While those numbers don't represent the latest versions of grammar checkers, they do point to one of the biggest challenges in creating a powerful and precise grammar engine that's built into a piece of software — space.
"We can make these big beautiful models that have a high precision accuracy, but they're too big to ship in the box with the product," says Hendrich at Microsoft. "So we have to slim our model down, and as we slim our model down we lose precision accuracy. So we have this balance point that we're willing to ship with."
Ginés Marín defends Word's precision but admits that space constraints affected the level of "coverage" that Microsoft's grammar checker provided. When the model was slimmed down to fit into the software, it also needed to be dialed back in breadth so that it didn't flag lots of good text as mistakes.
The Golden Squiggle
What's changed since the days of Word 2007 is the rise of Web-based software applications. Now engineers don't have to cram a large grammar engine into a package small enough to live on the user's hard drive. The grammar algorithms can live in the cloud and be accessed over the internet in real time.
Hendrich says that the web-based versions of Office already rely on robust grammar engines that are hosted in the cloud, and her team is currently in the process of moving all the old built-in critiques and grammar models to the cloud, too. The challenge going forward, says Hendrich, is to decide how much functionality to keep "in the box" and how much to deliver "through the service," as Hendrich calls Microsoft's cloud-based, software-as-a-service model.
The issue is cost. Every time Word calls up to the cloud for grammar advice, it costs a few fractions of a penny.
"If you're writing a 10-page document, do you call up to the service on every keystroke?" Hendrich asks. "When you start looking at the cost models, it can be quite large."
The latest version of Microsoft's grammar editor is far more robust than its predecessors. Errors come with multiple correction suggestions plus explanations for the grammar rules behind them. There's a built-in read-aloud function that's particularly helpful for people with dyslexia and for non-native speakers. And there's a new type of suggestion that Hendrich calls the "golden squiggle" that addresses writing style more than basic grammar.
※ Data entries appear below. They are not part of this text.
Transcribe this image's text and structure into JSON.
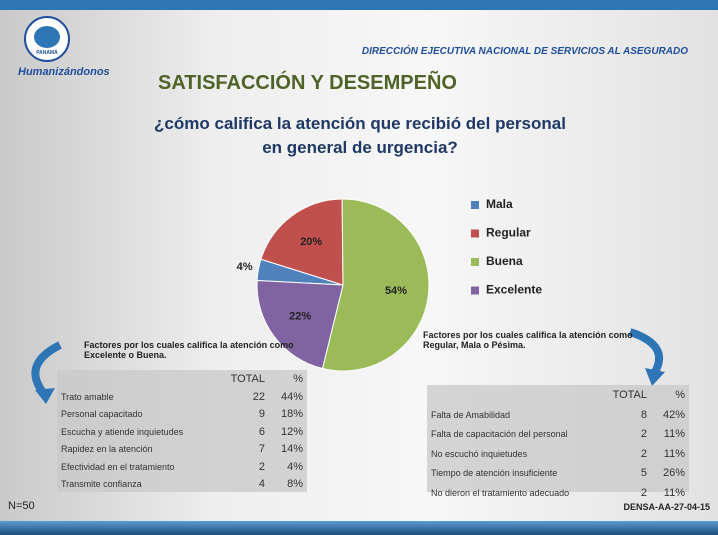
{
  "header": {
    "org": "DIRECCIÓN EJECUTIVA NACIONAL DE SERVICIOS AL ASEGURADO",
    "slogan": "Humanizándonos",
    "logo_text": "PANAMÁ"
  },
  "chart_data": {
    "type": "pie",
    "title": "SATISFACCIÓN Y DESEMPEÑO",
    "subtitle": "¿cómo califica la atención que recibió del personal en general de urgencia?",
    "categories": [
      "Mala",
      "Regular",
      "Buena",
      "Excelente"
    ],
    "values": [
      4,
      20,
      54,
      22
    ],
    "value_labels": [
      "4%",
      "20%",
      "54%",
      "22%"
    ],
    "colors": [
      "#4f81bd",
      "#c0504d",
      "#9bbb59",
      "#8064a2"
    ],
    "legend": "right"
  },
  "left_table": {
    "title": "Factores por los cuales califica la atención como Excelente o Buena.",
    "headers": [
      "TOTAL",
      "%"
    ],
    "rows": [
      [
        "Trato amable",
        22,
        "44%"
      ],
      [
        "Personal capacitado",
        9,
        "18%"
      ],
      [
        "Escucha y atiende inquietudes",
        6,
        "12%"
      ],
      [
        "Rapidez en la atención",
        7,
        "14%"
      ],
      [
        "Efectividad en el tratamiento",
        2,
        "4%"
      ],
      [
        "Transmite confianza",
        4,
        "8%"
      ]
    ]
  },
  "right_table": {
    "title": "Factores por los cuales califica la atención como Regular, Mala o Pésima.",
    "headers": [
      "TOTAL",
      "%"
    ],
    "rows": [
      [
        "Falta de Amabilidad",
        8,
        "42%"
      ],
      [
        "Falta de capacitación del personal",
        2,
        "11%"
      ],
      [
        "No escuchó inquietudes",
        2,
        "11%"
      ],
      [
        "Tiempo de atención insuficiente",
        5,
        "26%"
      ],
      [
        "No dieron el tratamiento adecuado",
        2,
        "11%"
      ]
    ]
  },
  "footer": {
    "n": "N=50",
    "code": "DENSA-AA-27-04-15"
  }
}
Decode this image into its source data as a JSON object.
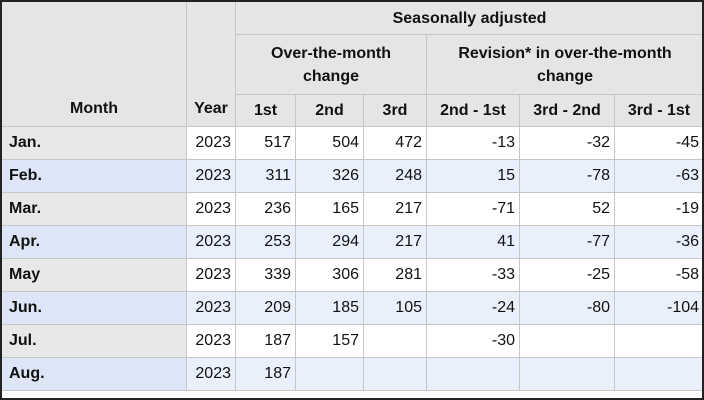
{
  "header": {
    "month_label": "Month",
    "year_label": "Year",
    "seasonally_adjusted": "Seasonally adjusted",
    "over_the_month_line1": "Over-the-month",
    "over_the_month_line2": "change",
    "revision_line1": "Revision* in over-the-month",
    "revision_line2": "change",
    "col_1st": "1st",
    "col_2nd": "2nd",
    "col_3rd": "3rd",
    "col_2nd_1st": "2nd - 1st",
    "col_3rd_2nd": "3rd - 2nd",
    "col_3rd_1st": "3rd - 1st"
  },
  "rows": [
    {
      "month": "Jan.",
      "year": "2023",
      "first": "517",
      "second": "504",
      "third": "472",
      "rev21": "-13",
      "rev32": "-32",
      "rev31": "-45"
    },
    {
      "month": "Feb.",
      "year": "2023",
      "first": "311",
      "second": "326",
      "third": "248",
      "rev21": "15",
      "rev32": "-78",
      "rev31": "-63"
    },
    {
      "month": "Mar.",
      "year": "2023",
      "first": "236",
      "second": "165",
      "third": "217",
      "rev21": "-71",
      "rev32": "52",
      "rev31": "-19"
    },
    {
      "month": "Apr.",
      "year": "2023",
      "first": "253",
      "second": "294",
      "third": "217",
      "rev21": "41",
      "rev32": "-77",
      "rev31": "-36"
    },
    {
      "month": "May",
      "year": "2023",
      "first": "339",
      "second": "306",
      "third": "281",
      "rev21": "-33",
      "rev32": "-25",
      "rev31": "-58"
    },
    {
      "month": "Jun.",
      "year": "2023",
      "first": "209",
      "second": "185",
      "third": "105",
      "rev21": "-24",
      "rev32": "-80",
      "rev31": "-104"
    },
    {
      "month": "Jul.",
      "year": "2023",
      "first": "187",
      "second": "157",
      "third": "",
      "rev21": "-30",
      "rev32": "",
      "rev31": ""
    },
    {
      "month": "Aug.",
      "year": "2023",
      "first": "187",
      "second": "",
      "third": "",
      "rev21": "",
      "rev32": "",
      "rev31": ""
    }
  ],
  "colors": {
    "header_bg": "#e5e5e5",
    "row_alt_bg": "#e9f0fc",
    "month_cell_bg": "#e8e8e8",
    "border": "#c6c6c6"
  }
}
If you write that the committee is looking for a new "chairman," for example, the golden squiggle will suggest that you use a gender-neutral term like "chairperson." If you're writing a memo to your boss that requires a certain degree of formality, the gold squiggle will flag words that seem too casual like "comfy."
One question that's important to ask is whether grammar checkers really need to be perfect. If Word suggests that the sentence should read "The curb parked the car," you can just ignore it. No big deal, right?
For native English speakers, a not-so-perfect grammar checker is a mild irritation. Even if you're not a grammar whiz, you can hear it when something sounds wrong. The real problem, says former MIT writing professor Perelman, occurs when English language learners rely on these tools to correct their writing.
"It really depends who the user is," says Perelman. "If the user is a native speaker, false positives aren't as dangerous as they are to a non-native speaker."
If Word tells an English language learner that "the curb parked the car," not only will their writing not make any sense, but they'll be learning bad grammar. Now that English has become the lingua franca of science and technology, Perelman says, businesses around the world are desperate for a truly reliable and accurate English grammar checker. That's why you see the rise of third-party, web-based grammar tools like Grammarly and Ginger, all trying to meet this international demand.
The good news is that the latest version of Word (2016) passes the "curb" test. Grammarly, however, flagged it as passive voice.